But, more than the calls for a new Chancellor or the calls for new policies, George Osborne should be especially concerned about one line in his critics’ attacks this morning. And that one line is this, from Brian Binley’s article:

“It is now clear that the Chancellor will not fulfil his Election promise of eliminating the deficit by 2015.”

Why is this so concerning? Because, in several respects, it’s wrong. There was no election promise to eliminate the deficit by 2015. In fact, the promise in the party manifesto was to “eliminate the bulk of the structural deficit over a Parliament”. Even before we consider the fact that this “structural deficit” (aka, the cyclically-adjusted current budget) is not the same as “the deficit” (aka, public sector net borrowing), it’s clear that “the bulk” is not the same as the whole. In this case, Mr Binley is attacking his own party's leadership on a false premise.

But what about since the election? Even then, Mr Osborne hasn’t strictly promised to eliminate the deficit, structural or otherwise, by 2015. I explained the government’s fiscal rules in a post for the Spectator’s Coffeee House a few months ago, but the basic point is this: the Chancellor aims to eliminate the structural deficit by the end of a rolling five-year period. This rolling period begins afresh each year, such that in 2010 the aim was to eliminate the structural deficit by 2015-16, but this year it’s by 2016-17. The length of this Parliament doesn’t actually come into it.
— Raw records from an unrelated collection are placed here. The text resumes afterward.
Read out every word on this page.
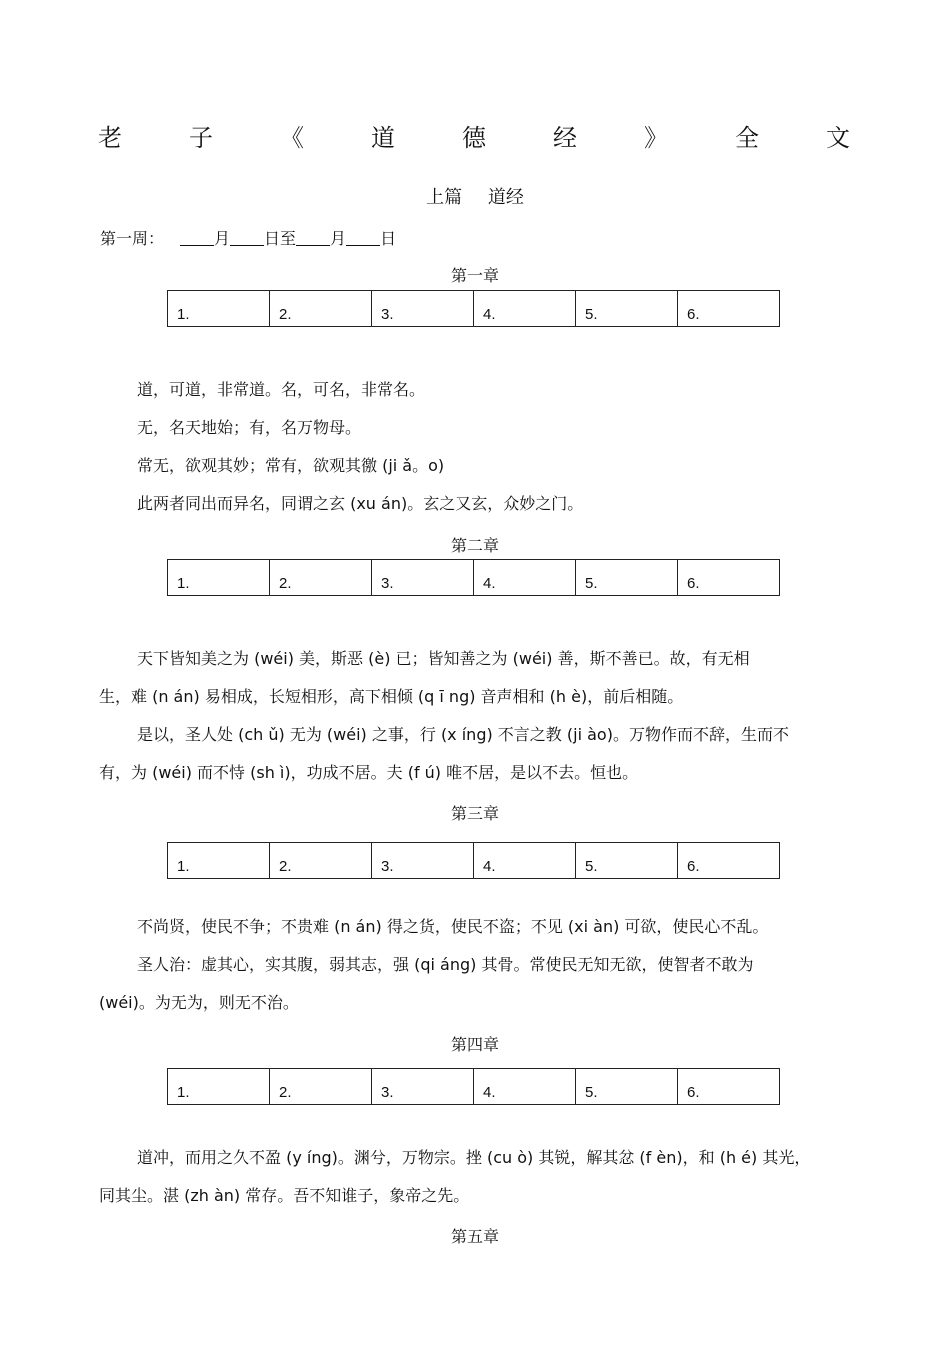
老	子	《	道	德	经	》	全	文
上篇 道经
第一周：	月 日至 月 日
第一章
1.	2.	3.	4.	5.	6.
道，可道，非常道。名，可名，非常名。
无，名天地始；有，名万物母。
常无，欲观其妙；常有，欲观其徼 (ji ǎ。o)
此两者同出而异名，同谓之玄 (xu án)。玄之又玄，众妙之门。
第二章
1.	2.	3.	4.	5.	6.
天下皆知美之为 (wéi) 美，斯恶 (è) 已；皆知善之为 (wéi) 善，斯不善已。故，有无相
生，难 (n án) 易相成，长短相形，高下相倾 (q ī ng) 音声相和 (h è)，前后相随。
是以，圣人处 (ch ǔ) 无为 (wéi) 之事，行 (x íng) 不言之教 (ji ào)。万物作而不辞，生而不
有，为 (wéi) 而不恃 (sh ì)，功成不居。夫 (f ú) 唯不居，是以不去。恒也。
第三章
1.	2.	3.	4.	5.	6.
不尚贤，使民不争；不贵难 (n án) 得之货，使民不盗；不见 (xi àn) 可欲，使民心不乱。
圣人治：虚其心，实其腹，弱其志，强 (qi áng) 其骨。常使民无知无欲，使智者不敢为
(wéi)。为无为，则无不治。
第四章
1.	2.	3.	4.	5.	6.
道冲，而用之久不盈 (y íng)。渊兮，万物宗。挫 (cu ò) 其锐，解其忿 (f èn)，和 (h é) 其光，
同其尘。湛 (zh àn) 常存。吾不知谁子，象帝之先。
第五章
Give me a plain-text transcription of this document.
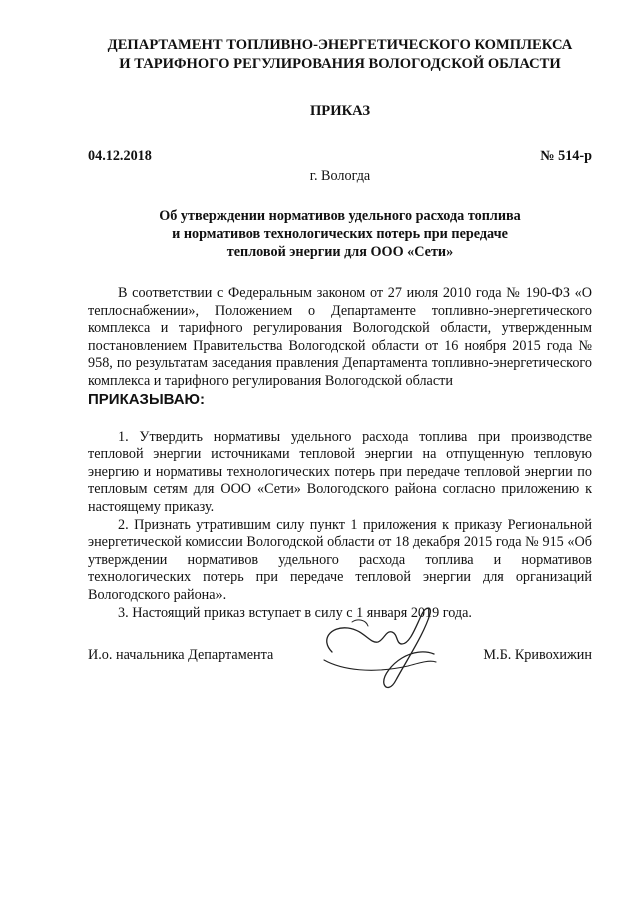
ДЕПАРТАМЕНТ ТОПЛИВНО-ЭНЕРГЕТИЧЕСКОГО КОМПЛЕКСА
И ТАРИФНОГО РЕГУЛИРОВАНИЯ ВОЛОГОДСКОЙ ОБЛАСТИ
ПРИКАЗ
04.12.2018	№ 514-р
г. Вологда
Об утверждении нормативов удельного расхода топлива
и нормативов технологических потерь при передаче
тепловой энергии для ООО «Сети»
В соответствии с Федеральным законом от 27 июля 2010 года № 190-ФЗ «О теплоснабжении», Положением о Департаменте топливно-энергетического комплекса и тарифного регулирования Вологодской области, утвержденным постановлением Правительства Вологодской области от 16 ноября 2015 года № 958, по результатам заседания правления Департамента топливно-энергетического комплекса и тарифного регулирования Вологодской области
ПРИКАЗЫВАЮ:
1. Утвердить нормативы удельного расхода топлива при производстве тепловой энергии источниками тепловой энергии на отпущенную тепловую энергию и нормативы технологических потерь при передаче тепловой энергии по тепловым сетям для ООО «Сети» Вологодского района согласно приложению к настоящему приказу.
2. Признать утратившим силу пункт 1 приложения к приказу Региональной энергетической комиссии Вологодской области от 18 декабря 2015 года № 915 «Об утверждении нормативов удельного расхода топлива и нормативов технологических потерь при передаче тепловой энергии для организаций Вологодского района».
3. Настоящий приказ вступает в силу с 1 января 2019 года.
И.о. начальника Департамента	М.Б. Кривохижин
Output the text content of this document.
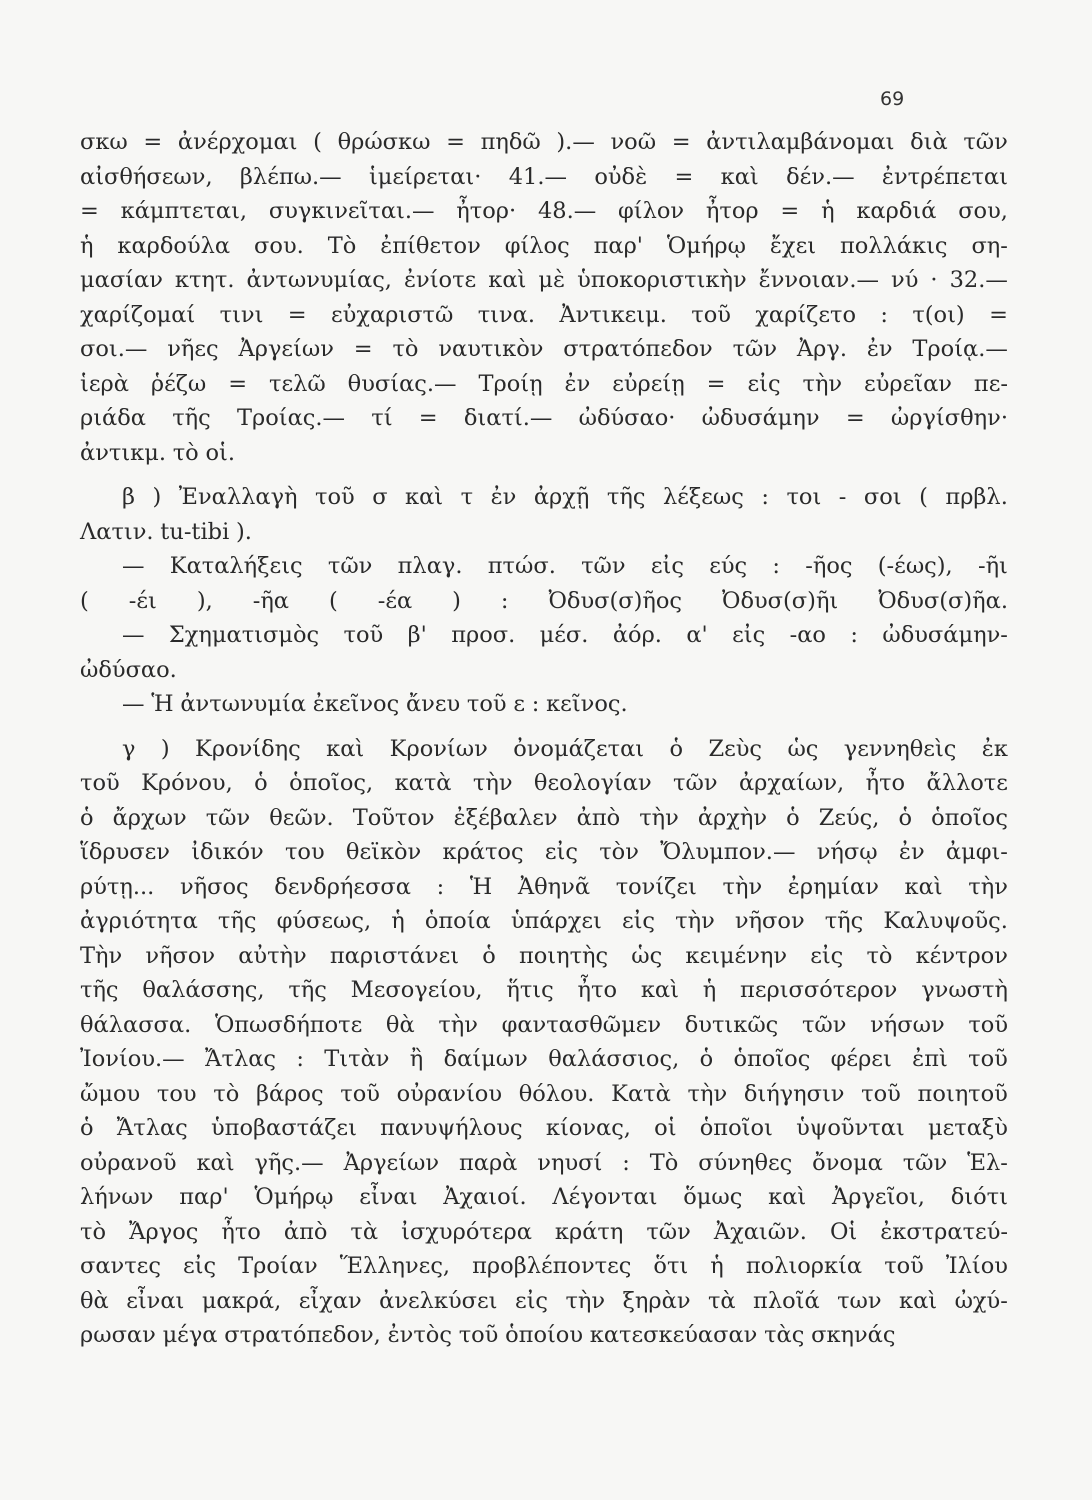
69
σκω = ἀνέρχομαι ( θρώσκω = πηδῶ ).— νοῶ = ἀντιλαμβάνομαι διὰ τῶν
αἰσθήσεων, βλέπω.— ἱμείρεται· 41.— οὐδὲ = καὶ δέν.— ἐντρέπεται
= κάμπτεται, συγκινεῖται.— ἦτορ· 48.— φίλον ἦτορ = ἡ καρδιά σου,
ἡ καρδούλα σου. Τὸ ἐπίθετον φίλος παρ' Ὁμήρῳ ἔχει πολλάκις ση-
μασίαν κτητ. ἀντωνυμίας, ἐνίοτε καὶ μὲ ὑποκοριστικὴν ἔννοιαν.— νύ · 32.—
χαρίζομαί τινι = εὐχαριστῶ τινα. Ἀντικειμ. τοῦ χαρίζετο : τ(οι) =
σοι.— νῆες Ἀργείων = τὸ ναυτικὸν στρατόπεδον τῶν Ἀργ. ἐν Τροίᾳ.—
ἱερὰ ῥέζω = τελῶ θυσίας.— Τροίῃ ἐν εὐρείῃ = εἰς τὴν εὐρεῖαν πε-
ριάδα τῆς Τροίας.— τί = διατί.— ὠδύσαο· ὠδυσάμην = ὠργίσθην·
ἀντικμ. τὸ οἱ.
β ) Ἐναλλαγὴ τοῦ σ καὶ τ ἐν ἀρχῇ τῆς λέξεως : τοι - σοι ( πρβλ.
Λατιν. tu-tibi ).
— Καταλήξεις τῶν πλαγ. πτώσ. τῶν εἰς εύς : -ῆος (-έως), -ῆι
( -έι ), -ῆα ( -έα ) : Ὀδυσ(σ)ῆος Ὀδυσ(σ)ῆι Ὀδυσ(σ)ῆα.
— Σχηματισμὸς τοῦ β' προσ. μέσ. ἀόρ. α' εἰς -αο : ὠδυσάμην-
ὠδύσαο.
— Ἡ ἀντωνυμία ἐκεῖνος ἄνευ τοῦ ε : κεῖνος.
γ ) Κρονίδης καὶ Κρονίων ὀνομάζεται ὁ Ζεὺς ὡς γεννηθεὶς ἐκ
τοῦ Κρόνου, ὁ ὁποῖος, κατὰ τὴν θεολογίαν τῶν ἀρχαίων, ἦτο ἄλλοτε
ὁ ἄρχων τῶν θεῶν. Τοῦτον ἐξέβαλεν ἀπὸ τὴν ἀρχὴν ὁ Ζεύς, ὁ ὁποῖος
ἵδρυσεν ἰδικόν του θεϊκὸν κράτος εἰς τὸν Ὄλυμπον.— νήσῳ ἐν ἀμφι-
ρύτῃ... νῆσος δενδρήεσσα : Ἡ Ἀθηνᾶ τονίζει τὴν ἐρημίαν καὶ τὴν
ἀγριότητα τῆς φύσεως, ἡ ὁποία ὑπάρχει εἰς τὴν νῆσον τῆς Καλυψοῦς.
Τὴν νῆσον αὐτὴν παριστάνει ὁ ποιητὴς ὡς κειμένην εἰς τὸ κέντρον
τῆς θαλάσσης, τῆς Μεσογείου, ἥτις ἦτο καὶ ἡ περισσότερον γνωστὴ
θάλασσα. Ὁπωσδήποτε θὰ τὴν φαντασθῶμεν δυτικῶς τῶν νήσων τοῦ
Ἰονίου.— Ἄτλας : Τιτὰν ἢ δαίμων θαλάσσιος, ὁ ὁποῖος φέρει ἐπὶ τοῦ
ὤμου του τὸ βάρος τοῦ οὐρανίου θόλου. Κατὰ τὴν διήγησιν τοῦ ποιητοῦ
ὁ Ἄτλας ὑποβαστάζει πανυψήλους κίονας, οἱ ὁποῖοι ὑψοῦνται μεταξὺ
οὐρανοῦ καὶ γῆς.— Ἀργείων παρὰ νηυσί : Τὸ σύνηθες ὄνομα τῶν Ἑλ-
λήνων παρ' Ὁμήρῳ εἶναι Ἀχαιοί. Λέγονται ὅμως καὶ Ἀργεῖοι, διότι
τὸ Ἄργος ἦτο ἀπὸ τὰ ἰσχυρότερα κράτη τῶν Ἀχαιῶν. Οἱ ἐκστρατεύ-
σαντες εἰς Τροίαν Ἕλληνες, προβλέποντες ὅτι ἡ πολιορκία τοῦ Ἰλίου
θὰ εἶναι μακρά, εἶχαν ἀνελκύσει εἰς τὴν ξηρὰν τὰ πλοῖά των καὶ ὠχύ-
ρωσαν μέγα στρατόπεδον, ἐντὸς τοῦ ὁποίου κατεσκεύασαν τὰς σκηνάς
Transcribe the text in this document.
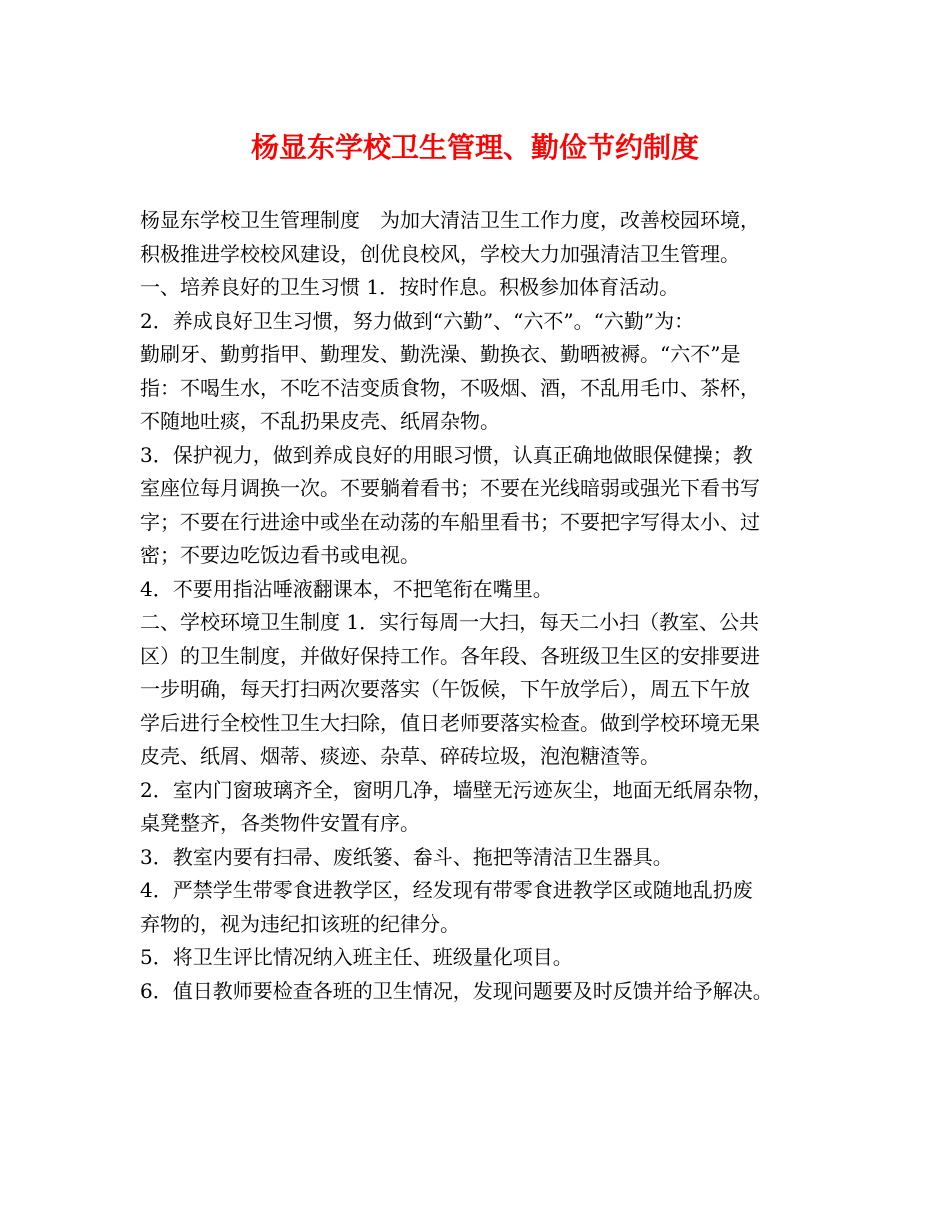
杨显东学校卫生管理、勤俭节约制度
杨显东学校卫生管理制度　为加大清洁卫生工作力度，改善校园环境，
积极推进学校校风建设，创优良校风，学校大力加强清洁卫生管理。
一、培养良好的卫生习惯 1．按时作息。积极参加体育活动。
2．养成良好卫生习惯，努力做到“六勤”、“六不”。“六勤”为：
勤刷牙、勤剪指甲、勤理发、勤洗澡、勤换衣、勤晒被褥。“六不”是
指：不喝生水，不吃不洁变质食物，不吸烟、酒，不乱用毛巾、茶杯，
不随地吐痰，不乱扔果皮壳、纸屑杂物。
3．保护视力，做到养成良好的用眼习惯，认真正确地做眼保健操；教
室座位每月调换一次。不要躺着看书；不要在光线暗弱或强光下看书写
字；不要在行进途中或坐在动荡的车船里看书；不要把字写得太小、过
密；不要边吃饭边看书或电视。
4．不要用指沾唾液翻课本，不把笔衔在嘴里。
二、学校环境卫生制度 1．实行每周一大扫，每天二小扫（教室、公共
区）的卫生制度，并做好保持工作。各年段、各班级卫生区的安排要进
一步明确，每天打扫两次要落实（午饭候，下午放学后），周五下午放
学后进行全校性卫生大扫除，值日老师要落实检查。做到学校环境无果
皮壳、纸屑、烟蒂、痰迹、杂草、碎砖垃圾，泡泡糖渣等。
2．室内门窗玻璃齐全，窗明几净，墙壁无污迹灰尘，地面无纸屑杂物，
桌凳整齐，各类物件安置有序。
3．教室内要有扫帚、废纸篓、畚斗、拖把等清洁卫生器具。
4．严禁学生带零食进教学区，经发现有带零食进教学区或随地乱扔废
弃物的，视为违纪扣该班的纪律分。
5．将卫生评比情况纳入班主任、班级量化项目。
6．值日教师要检查各班的卫生情况，发现问题要及时反馈并给予解决。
Of course, as I pointed out in my Coffee House post, you could say that it’s a weird sort of fiscal rule that allows the Treasury’s structural deficit forecasts to slip as they have. But Mr Binley didn’t make that charge against George Osborne, and instead deployed an attack that isn’t quite accurate. This typifies a problem that people from yours truly (in a column about Paul Ryan) to the CPS’s Ryan Bourne have highlighted recently. If even Tory MPs aren’t sure about what the Chancellor is up to, then what about the public? George Osborne should make it a priority to explain himself more clearly.